DESCRIPTION OF PLATE 27.
A. The umbilicus.
B. The upper margin of the pubic symphysis.
C. The anterior superior spine of the left iliac bone. C*, the situation
of the corresponding part on the right side.
D. The point where, in this subject, the cord manifested itself beneath
the fibres of the external oblique muscle. D*, a corresponding part on
the opposite side.
E. The saphenous opening in the fascia lata, receiving e, the saphenous
F. The lax and pendulous cord, which in this case, overlies the upper
part of the saphenous opening.
G. Lymphatic glands lying on the fascia lata in the neighbourhood of the
H. The fleshy part of the external oblique muscle.

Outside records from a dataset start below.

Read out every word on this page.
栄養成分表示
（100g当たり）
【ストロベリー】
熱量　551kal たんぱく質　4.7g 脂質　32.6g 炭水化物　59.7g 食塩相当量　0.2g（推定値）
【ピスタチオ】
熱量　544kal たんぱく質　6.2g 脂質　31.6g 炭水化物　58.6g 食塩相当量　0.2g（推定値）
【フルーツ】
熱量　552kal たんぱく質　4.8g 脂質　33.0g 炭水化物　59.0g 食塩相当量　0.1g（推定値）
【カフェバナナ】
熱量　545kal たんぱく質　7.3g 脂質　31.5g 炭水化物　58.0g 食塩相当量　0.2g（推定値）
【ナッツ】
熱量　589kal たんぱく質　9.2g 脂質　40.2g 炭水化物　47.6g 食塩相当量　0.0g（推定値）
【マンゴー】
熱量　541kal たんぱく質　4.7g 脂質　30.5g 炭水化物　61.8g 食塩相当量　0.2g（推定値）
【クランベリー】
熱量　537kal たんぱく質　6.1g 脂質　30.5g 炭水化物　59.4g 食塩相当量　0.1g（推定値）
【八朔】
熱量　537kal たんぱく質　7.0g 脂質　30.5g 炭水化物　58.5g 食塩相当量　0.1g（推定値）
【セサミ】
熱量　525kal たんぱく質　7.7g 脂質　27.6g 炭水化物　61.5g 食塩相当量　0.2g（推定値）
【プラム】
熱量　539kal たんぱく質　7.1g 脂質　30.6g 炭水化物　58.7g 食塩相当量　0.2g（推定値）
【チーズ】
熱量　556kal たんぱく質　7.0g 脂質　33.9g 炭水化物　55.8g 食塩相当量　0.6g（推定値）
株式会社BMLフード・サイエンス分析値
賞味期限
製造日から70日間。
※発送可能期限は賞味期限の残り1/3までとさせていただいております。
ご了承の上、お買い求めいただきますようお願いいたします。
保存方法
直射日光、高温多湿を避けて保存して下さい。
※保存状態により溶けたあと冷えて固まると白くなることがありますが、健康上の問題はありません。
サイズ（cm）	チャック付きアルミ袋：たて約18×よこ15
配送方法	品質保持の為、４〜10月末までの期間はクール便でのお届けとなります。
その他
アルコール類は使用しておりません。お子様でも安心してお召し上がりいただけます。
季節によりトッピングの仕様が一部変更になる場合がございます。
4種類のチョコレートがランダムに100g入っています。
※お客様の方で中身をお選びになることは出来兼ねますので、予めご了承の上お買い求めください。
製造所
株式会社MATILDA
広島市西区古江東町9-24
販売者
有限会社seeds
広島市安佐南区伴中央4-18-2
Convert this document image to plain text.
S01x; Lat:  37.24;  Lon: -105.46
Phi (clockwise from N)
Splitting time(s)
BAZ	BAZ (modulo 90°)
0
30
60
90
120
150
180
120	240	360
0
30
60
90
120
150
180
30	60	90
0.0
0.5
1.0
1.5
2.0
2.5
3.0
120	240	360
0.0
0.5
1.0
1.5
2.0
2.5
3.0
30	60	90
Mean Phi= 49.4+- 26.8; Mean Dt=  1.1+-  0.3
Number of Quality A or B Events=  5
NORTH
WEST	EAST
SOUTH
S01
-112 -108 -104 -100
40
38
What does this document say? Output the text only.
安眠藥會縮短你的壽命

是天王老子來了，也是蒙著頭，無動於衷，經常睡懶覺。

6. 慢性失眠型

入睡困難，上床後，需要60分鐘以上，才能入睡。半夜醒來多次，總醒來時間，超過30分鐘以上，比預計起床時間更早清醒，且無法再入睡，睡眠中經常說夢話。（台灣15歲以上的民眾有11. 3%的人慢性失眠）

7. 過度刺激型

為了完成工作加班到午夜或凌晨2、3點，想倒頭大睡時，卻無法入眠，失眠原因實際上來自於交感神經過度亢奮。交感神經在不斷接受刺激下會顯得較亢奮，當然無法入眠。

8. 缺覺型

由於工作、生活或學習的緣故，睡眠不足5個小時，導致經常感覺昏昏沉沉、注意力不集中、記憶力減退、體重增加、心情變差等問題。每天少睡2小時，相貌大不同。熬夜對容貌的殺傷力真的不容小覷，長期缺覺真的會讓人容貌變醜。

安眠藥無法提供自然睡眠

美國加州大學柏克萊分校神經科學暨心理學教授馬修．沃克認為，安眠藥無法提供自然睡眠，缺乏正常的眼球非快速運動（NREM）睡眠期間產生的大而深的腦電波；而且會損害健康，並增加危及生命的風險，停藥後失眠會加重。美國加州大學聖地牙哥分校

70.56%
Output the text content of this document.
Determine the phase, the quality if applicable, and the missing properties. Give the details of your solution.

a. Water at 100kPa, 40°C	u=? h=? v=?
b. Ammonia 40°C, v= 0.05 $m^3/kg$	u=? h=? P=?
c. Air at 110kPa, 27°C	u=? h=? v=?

a a a. The superficial fascia of the abdomen.
b. The same fascia forming an envelope for the spermatic cord and
c. Inguinal glands lying near Poupart's ligament.
d. A common venous trunk, formed by branches from the thigh and abdomen,
e e. The saphenous vein.
f. The middle cutaneous nerve, derived from the anterior crural nerve.
g. Femoral lymphatic glands.
h. Superficial external iliac vein.
i. Superficial epigastric vein.
k. External cutaneous branches of nerves from the lumbar plexus.